Lakin yapacak bir şey yok, el mahkûm halkın ihtiyaçlarını karşılayacaksınız. Bir yandan da önünüzde uzanan çatışmalara hazırlanacak ve daha farklı sorunlarla yüzleşecek, farklı karakterlerin taleplerini de yerine getirmeye çalışacaksınız.
Eski Anno oyuncularına aşina gelecek bir oynanış olduğunu söyledim, ama bu yenilikler barındırmadığı anlamına da gelmiyor. İnşa ettiğiniz binaların vs. çevrelerine ve de ada sakinlerine etkileri, şehriniz için seçtiğiniz gelişim yolu ve bu yolun sağladığı artılar, diplomasi kısmındaki değişiklikler, Panteon içerisinde yaptığınız seçim ve bu Tanrının/Tanrıçanın sağladığı kutsama, ayrıca teknik/teknolojik gelişim ağacı gibi birçok yenilik ve geliştirmeyle oyunun çehresi değişiyor.
Öte yandan bir önceki oyundan buraya taşınabileceğini düşündüğüm bazı detaylar da es geçilmiş durumda, onu da belirtmeden geçmeyeyim.
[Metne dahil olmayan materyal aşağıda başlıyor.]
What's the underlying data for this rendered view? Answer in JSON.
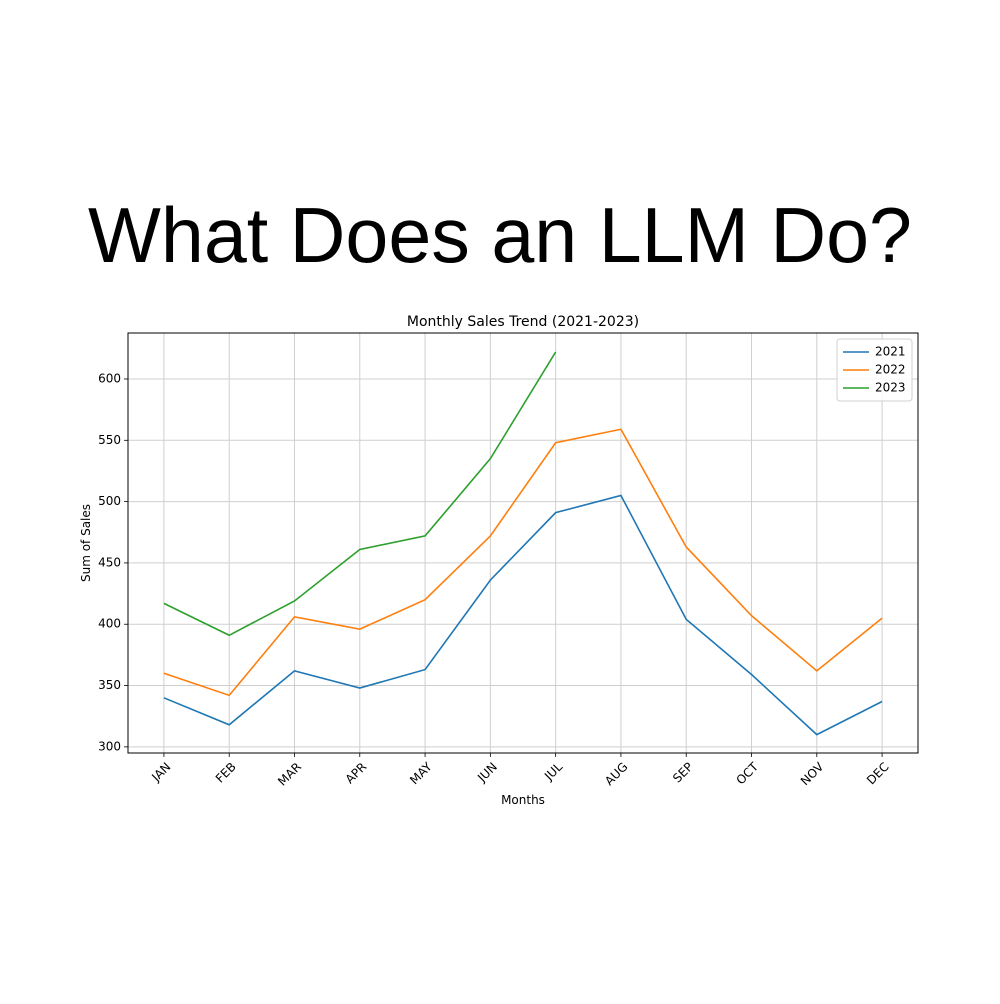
{
  "heading": "What Does an LLM Do?",
  "chart_data": {
    "type": "line",
    "title": "Monthly Sales Trend (2021-2023)",
    "xlabel": "Months",
    "ylabel": "Sum of Sales",
    "categories": [
      "JAN",
      "FEB",
      "MAR",
      "APR",
      "MAY",
      "JUN",
      "JUL",
      "AUG",
      "SEP",
      "OCT",
      "NOV",
      "DEC"
    ],
    "series": [
      {
        "name": "2021",
        "color": "#1f77b4",
        "values": [
          340,
          318,
          362,
          348,
          363,
          436,
          491,
          505,
          404,
          359,
          310,
          337
        ]
      },
      {
        "name": "2022",
        "color": "#ff7f0e",
        "values": [
          360,
          342,
          406,
          396,
          420,
          472,
          548,
          559,
          463,
          407,
          362,
          405
        ]
      },
      {
        "name": "2023",
        "color": "#2ca02c",
        "values": [
          417,
          391,
          419,
          461,
          472,
          535,
          622,
          null,
          null,
          null,
          null,
          null
        ]
      }
    ],
    "ylim": [
      295,
      637.5
    ],
    "yticks": [
      300,
      350,
      400,
      450,
      500,
      550,
      600
    ],
    "grid": true,
    "legend": "upper right"
  }
}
Yine 60 dolar gibi bir fiyat çekmişken ölçeğin küçültülmesi çok da makul gelmiyor bana açıkçası (Ülkemize özel fiyatlandırma yapılmış durumda, Steam’de 48 dolara satılıyor. Ama standart fiyatı üzerinden bir değerlendirme yapmak daha makul olur diye düşünüyorum).
Bir ihtimal, burada yer verilmeyen içerikler ve özellikler ileride gelecek ek paketlere saklanmış olabilir. Hatta büyük oranda öyle olacağını düşünüyorum. Anno 1800’e ne kadar ek içerik geldiğine bir göz atarsanız, burada takip edebilecekleri strateji hakkında da bir fikir yürütebilirsiniz.
Fakat yanlış anlaşılmak da istemem. Eksik veya yarım bir oyun değil Anno 117. Halihazırda sunulanlarla da onlarca saat harcayacağımıza şüphe yok. Bir strateji oyunundan bekleneceği üzere, tekrar oynanabilirlik açısından eli kuvvetli bir oyun. Senaryo modunun eleştirilebilecek yanlarını serbest oyun (sandbox) moduyla telafi ediyor bir kez daha.
İşin görsel yönünde söylenecek pek fazla şey yok. Yine güzel görünen, göze hitap eden bir oyun yapmışlar. Belki arayüz biraz daha kullanıcı dostu hale getirilebilirdi, onu da belirtmiş olayım. Seslendirmeler de başarılı, özellikle ‘Albion İngilizcesi’yle yapılan seslendirmeler çok hoşuma gitti :)
Buraya kadar yazdıklarımdan anlaşılmıştır diye düşünüyorum. Ama altını bir kez daha çizmekten zarar gelmez herhalde. Anno 117, serinin ruhunu taşıyan ve serinin takipçilerinin beklentilerini karşılayabileceğini düşündüğüm, eleştirilecek bazı noktaları bulunmakla beraber genel olarak başarılı bulduğum bir strateji oyunu.
Başlıklar
Roma İmparatorluğu’nu tema olarak belirlemeleri, bir de görece barışın hüküm sürdüğü bir tarihi dönemi seçmeleri çok yerinde bir hamle olmuş. Anno serisinin ruhunu yansıtan, bir yandan tanıdık gelirken bir yandan da yeniliklerle seriye taze bir soluk getirmeye çalışan, keyifli bir strateji oyunu Anno 117.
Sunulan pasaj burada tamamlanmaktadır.